Demand for NVIDIA Jetson Orin Nano Causes Backlog
High demand for NVIDIA's Jetson Orin Nano Super Developer Kit, a popular platform for edge AI applications in automotive and robotics, has created supply constraints. Current orders are reportedly backlogged into April. The growing waitlist highlights the platform's popularity and ongoing supply chain pressures for AI hardware.

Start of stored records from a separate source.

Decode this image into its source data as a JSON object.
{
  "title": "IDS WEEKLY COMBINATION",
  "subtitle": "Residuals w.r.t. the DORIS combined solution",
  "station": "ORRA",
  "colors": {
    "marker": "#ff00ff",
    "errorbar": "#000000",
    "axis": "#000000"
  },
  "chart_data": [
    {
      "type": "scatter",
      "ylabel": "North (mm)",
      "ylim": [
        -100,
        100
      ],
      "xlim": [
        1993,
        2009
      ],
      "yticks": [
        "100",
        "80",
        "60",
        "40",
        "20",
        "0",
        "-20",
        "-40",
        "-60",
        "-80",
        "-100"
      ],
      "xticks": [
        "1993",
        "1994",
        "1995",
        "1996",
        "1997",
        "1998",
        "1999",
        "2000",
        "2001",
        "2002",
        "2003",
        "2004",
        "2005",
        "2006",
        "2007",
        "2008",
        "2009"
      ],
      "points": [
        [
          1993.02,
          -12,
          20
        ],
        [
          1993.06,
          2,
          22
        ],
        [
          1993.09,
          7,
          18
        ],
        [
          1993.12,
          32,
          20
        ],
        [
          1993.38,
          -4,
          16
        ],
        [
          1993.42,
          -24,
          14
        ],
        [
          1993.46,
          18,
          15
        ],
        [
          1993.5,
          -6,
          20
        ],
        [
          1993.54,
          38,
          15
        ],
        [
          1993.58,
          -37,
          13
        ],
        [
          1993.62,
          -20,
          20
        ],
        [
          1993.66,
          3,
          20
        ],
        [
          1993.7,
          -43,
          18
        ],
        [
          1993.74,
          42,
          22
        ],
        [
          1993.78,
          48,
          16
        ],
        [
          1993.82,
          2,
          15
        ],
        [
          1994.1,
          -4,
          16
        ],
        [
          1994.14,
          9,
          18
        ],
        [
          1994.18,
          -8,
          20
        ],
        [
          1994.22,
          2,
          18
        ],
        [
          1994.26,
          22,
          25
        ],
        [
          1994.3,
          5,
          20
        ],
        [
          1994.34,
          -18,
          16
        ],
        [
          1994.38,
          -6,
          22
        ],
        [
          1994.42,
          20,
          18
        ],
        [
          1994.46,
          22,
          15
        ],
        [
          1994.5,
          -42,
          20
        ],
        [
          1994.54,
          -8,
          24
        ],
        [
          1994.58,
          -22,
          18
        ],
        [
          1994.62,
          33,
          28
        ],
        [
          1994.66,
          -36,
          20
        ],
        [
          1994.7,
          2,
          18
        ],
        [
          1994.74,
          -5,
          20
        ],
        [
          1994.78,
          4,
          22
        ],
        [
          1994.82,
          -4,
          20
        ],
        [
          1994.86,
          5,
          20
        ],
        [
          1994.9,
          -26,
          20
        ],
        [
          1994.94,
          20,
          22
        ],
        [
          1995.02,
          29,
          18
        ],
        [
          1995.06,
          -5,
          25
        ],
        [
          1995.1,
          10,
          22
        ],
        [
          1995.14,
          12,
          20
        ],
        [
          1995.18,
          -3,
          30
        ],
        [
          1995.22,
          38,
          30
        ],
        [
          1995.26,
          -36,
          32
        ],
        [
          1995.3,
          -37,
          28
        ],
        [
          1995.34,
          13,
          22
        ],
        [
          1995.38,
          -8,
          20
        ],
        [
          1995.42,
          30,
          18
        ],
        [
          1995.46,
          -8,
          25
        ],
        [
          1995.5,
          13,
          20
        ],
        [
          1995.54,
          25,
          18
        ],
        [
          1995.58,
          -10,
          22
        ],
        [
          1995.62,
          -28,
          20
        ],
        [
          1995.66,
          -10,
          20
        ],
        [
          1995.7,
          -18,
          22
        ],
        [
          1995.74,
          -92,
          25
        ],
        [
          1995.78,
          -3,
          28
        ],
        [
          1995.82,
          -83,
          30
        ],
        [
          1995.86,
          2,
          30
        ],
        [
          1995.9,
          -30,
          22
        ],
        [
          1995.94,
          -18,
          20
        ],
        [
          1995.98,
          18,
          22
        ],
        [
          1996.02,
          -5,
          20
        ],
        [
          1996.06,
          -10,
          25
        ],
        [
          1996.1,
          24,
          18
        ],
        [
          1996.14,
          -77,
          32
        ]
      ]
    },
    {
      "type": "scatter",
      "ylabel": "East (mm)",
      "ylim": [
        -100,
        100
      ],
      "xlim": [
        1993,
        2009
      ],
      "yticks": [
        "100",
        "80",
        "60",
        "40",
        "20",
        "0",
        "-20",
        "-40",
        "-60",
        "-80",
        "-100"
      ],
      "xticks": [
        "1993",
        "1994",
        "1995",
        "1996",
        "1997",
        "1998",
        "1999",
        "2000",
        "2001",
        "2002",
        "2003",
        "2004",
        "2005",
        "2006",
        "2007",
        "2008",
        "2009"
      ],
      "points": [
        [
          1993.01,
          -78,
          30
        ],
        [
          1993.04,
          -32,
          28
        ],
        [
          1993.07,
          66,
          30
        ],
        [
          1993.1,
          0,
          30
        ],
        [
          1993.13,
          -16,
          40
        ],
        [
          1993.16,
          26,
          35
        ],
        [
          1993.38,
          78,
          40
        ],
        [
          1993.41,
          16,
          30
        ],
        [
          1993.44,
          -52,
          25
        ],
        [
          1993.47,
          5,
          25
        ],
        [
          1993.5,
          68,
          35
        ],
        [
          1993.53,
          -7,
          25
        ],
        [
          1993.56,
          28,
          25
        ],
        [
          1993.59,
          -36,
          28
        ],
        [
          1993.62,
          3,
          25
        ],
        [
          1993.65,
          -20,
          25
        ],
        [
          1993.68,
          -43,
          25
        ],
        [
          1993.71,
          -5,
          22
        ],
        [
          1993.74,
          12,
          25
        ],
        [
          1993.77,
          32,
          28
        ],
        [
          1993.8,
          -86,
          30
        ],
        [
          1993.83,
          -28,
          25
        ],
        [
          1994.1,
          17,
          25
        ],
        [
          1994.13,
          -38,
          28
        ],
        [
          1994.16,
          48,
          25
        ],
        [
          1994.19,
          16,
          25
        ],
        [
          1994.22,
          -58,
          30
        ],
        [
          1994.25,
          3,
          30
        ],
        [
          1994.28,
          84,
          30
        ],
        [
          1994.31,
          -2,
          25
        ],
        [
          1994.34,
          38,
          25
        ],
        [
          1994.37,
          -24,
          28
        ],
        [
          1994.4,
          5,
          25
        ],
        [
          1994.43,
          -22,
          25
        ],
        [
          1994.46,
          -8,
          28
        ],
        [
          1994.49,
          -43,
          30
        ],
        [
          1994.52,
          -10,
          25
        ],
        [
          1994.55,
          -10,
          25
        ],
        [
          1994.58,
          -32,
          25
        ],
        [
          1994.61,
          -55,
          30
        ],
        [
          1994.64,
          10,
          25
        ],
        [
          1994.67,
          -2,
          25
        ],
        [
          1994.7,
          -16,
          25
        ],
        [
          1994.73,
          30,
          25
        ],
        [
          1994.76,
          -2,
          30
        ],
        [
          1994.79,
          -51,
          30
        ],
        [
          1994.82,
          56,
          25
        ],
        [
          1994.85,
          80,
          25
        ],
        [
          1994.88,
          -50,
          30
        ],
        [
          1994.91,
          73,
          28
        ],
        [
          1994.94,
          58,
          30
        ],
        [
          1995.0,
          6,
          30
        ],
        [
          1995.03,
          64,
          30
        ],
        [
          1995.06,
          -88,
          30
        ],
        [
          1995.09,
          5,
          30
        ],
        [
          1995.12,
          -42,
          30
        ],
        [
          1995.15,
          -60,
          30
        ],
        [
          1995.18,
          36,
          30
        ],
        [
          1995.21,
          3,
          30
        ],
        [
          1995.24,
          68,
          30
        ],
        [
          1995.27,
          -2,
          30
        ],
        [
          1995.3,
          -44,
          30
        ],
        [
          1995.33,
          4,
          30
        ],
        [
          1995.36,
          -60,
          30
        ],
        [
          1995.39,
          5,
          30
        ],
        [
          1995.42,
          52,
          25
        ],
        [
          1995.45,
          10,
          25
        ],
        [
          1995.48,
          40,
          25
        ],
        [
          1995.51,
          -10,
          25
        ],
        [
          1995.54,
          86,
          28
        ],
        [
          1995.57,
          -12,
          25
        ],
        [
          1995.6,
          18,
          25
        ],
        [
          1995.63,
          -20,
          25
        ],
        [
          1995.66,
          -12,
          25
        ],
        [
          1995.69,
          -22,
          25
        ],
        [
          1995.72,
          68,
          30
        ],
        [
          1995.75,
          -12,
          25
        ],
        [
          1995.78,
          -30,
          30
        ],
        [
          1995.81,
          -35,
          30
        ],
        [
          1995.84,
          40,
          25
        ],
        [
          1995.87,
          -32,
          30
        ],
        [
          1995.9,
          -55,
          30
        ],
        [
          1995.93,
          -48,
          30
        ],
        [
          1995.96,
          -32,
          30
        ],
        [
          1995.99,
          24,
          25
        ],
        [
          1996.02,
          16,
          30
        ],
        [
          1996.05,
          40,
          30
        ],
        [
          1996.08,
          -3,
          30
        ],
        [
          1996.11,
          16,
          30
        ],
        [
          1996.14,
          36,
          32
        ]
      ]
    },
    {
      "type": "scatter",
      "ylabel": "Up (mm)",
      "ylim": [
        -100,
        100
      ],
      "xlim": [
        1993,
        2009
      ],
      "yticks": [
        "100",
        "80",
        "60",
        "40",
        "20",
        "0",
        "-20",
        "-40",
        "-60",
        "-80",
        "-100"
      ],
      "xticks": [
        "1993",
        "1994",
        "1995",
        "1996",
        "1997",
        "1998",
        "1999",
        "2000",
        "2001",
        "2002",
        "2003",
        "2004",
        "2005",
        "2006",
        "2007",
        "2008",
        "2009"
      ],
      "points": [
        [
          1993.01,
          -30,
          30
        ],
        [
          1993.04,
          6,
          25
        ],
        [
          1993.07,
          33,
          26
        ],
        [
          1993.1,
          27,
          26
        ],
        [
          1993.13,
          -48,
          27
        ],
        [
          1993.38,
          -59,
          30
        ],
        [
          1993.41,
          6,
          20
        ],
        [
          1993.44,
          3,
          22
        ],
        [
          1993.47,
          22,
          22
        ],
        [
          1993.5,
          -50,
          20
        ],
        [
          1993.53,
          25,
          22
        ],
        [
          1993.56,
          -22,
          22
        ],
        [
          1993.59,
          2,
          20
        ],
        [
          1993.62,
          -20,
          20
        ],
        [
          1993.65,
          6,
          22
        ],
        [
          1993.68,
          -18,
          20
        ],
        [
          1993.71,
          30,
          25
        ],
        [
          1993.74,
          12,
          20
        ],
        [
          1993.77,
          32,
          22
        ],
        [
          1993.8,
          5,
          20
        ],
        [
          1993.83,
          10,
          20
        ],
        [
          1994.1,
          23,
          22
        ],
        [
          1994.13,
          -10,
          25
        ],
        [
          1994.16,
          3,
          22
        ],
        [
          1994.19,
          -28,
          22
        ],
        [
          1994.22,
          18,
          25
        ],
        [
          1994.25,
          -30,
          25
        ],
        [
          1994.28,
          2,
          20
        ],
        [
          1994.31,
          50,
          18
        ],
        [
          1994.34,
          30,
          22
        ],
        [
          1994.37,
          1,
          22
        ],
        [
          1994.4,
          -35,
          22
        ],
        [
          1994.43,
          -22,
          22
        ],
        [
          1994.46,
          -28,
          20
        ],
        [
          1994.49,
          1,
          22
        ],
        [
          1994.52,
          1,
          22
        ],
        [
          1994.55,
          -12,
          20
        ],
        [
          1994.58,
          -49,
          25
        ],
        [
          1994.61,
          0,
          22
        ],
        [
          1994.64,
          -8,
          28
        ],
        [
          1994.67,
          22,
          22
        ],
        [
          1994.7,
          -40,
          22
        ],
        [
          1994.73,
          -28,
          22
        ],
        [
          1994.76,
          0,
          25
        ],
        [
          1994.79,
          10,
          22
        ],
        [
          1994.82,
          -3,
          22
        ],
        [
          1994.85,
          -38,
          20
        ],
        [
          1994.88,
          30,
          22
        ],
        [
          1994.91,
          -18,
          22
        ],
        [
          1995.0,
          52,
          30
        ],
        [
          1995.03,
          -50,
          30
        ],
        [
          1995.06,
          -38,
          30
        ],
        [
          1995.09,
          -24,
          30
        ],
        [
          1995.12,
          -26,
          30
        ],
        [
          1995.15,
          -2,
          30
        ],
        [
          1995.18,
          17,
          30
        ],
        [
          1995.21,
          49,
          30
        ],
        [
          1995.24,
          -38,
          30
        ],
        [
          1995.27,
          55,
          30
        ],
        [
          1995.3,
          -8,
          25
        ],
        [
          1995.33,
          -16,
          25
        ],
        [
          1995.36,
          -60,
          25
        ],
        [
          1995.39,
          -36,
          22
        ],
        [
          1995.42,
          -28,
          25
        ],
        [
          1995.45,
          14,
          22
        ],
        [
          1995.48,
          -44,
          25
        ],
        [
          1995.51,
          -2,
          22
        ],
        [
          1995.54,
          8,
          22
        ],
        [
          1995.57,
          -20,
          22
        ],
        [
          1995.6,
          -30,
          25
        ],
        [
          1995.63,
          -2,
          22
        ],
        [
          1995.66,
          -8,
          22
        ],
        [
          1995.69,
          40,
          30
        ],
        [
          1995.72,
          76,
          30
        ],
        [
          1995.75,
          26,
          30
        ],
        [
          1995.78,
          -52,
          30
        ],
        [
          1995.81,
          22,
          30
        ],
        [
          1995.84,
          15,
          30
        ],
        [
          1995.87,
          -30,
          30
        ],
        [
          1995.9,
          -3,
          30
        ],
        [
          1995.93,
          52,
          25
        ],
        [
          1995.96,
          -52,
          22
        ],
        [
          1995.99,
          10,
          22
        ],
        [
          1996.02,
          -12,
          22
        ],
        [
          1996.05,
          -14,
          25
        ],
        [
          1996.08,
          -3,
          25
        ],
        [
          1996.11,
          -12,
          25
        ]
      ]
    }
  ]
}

- The Jetson Orin Nano module at the heart of the developer kit features a 6-core Arm Cortex-A78AE CPU and an NVIDIA Ampere architecture GPU with 1024 CUDA cores and 32 Tensor Cores. - A December 2024 software update rebranded the product as the "Jetson Orin Nano Super Developer Kit," boosting its AI performance from 40 trillion operations per second (TOPS) to 67 TOPS and increasing memory bandwidth to 102 GB/s. - Concurrent with the performance-boosting software update, NVIDIA reduced the price of the developer kit from $499 to $249, making it a more accessible platform for students and developers experimenting with generative AI at the edge. - The Orin Nano is the entry-level offering in NVIDIA's broader Jetson Orin platform, which scales up to the Jetson AGX Orin, a module capable of 275 TOPS for more demanding industrial and autonomous machine applications. - The developer kit's carrier board provides extensive connectivity for prototyping, including M.2 Key M and Key E slots, multiple USB 3.2 Gen2 ports, DisplayPort, and a 40-pin expansion header for connecting sensors and other peripherals. - Development on the platform utilizes NVIDIA's JetPack SDK, which bundles a Linux-based OS with the CUDA toolkit, TensorRT for optimizing AI model inference, and libraries for robotics (Isaac) and vision AI (Metropolis). - The supply constraints are part of a wider AI hardware shortage, as soaring demand for generative AI has strained global manufacturing capacity for essential components like GPUs, specialized processors, and high-bandwidth memory. - Alternative single-board computers for edge AI applications include devices based on the Rockchip RK3588 SoC, Google's Coral Dev Board which features a TPU, and platforms from Qualcomm.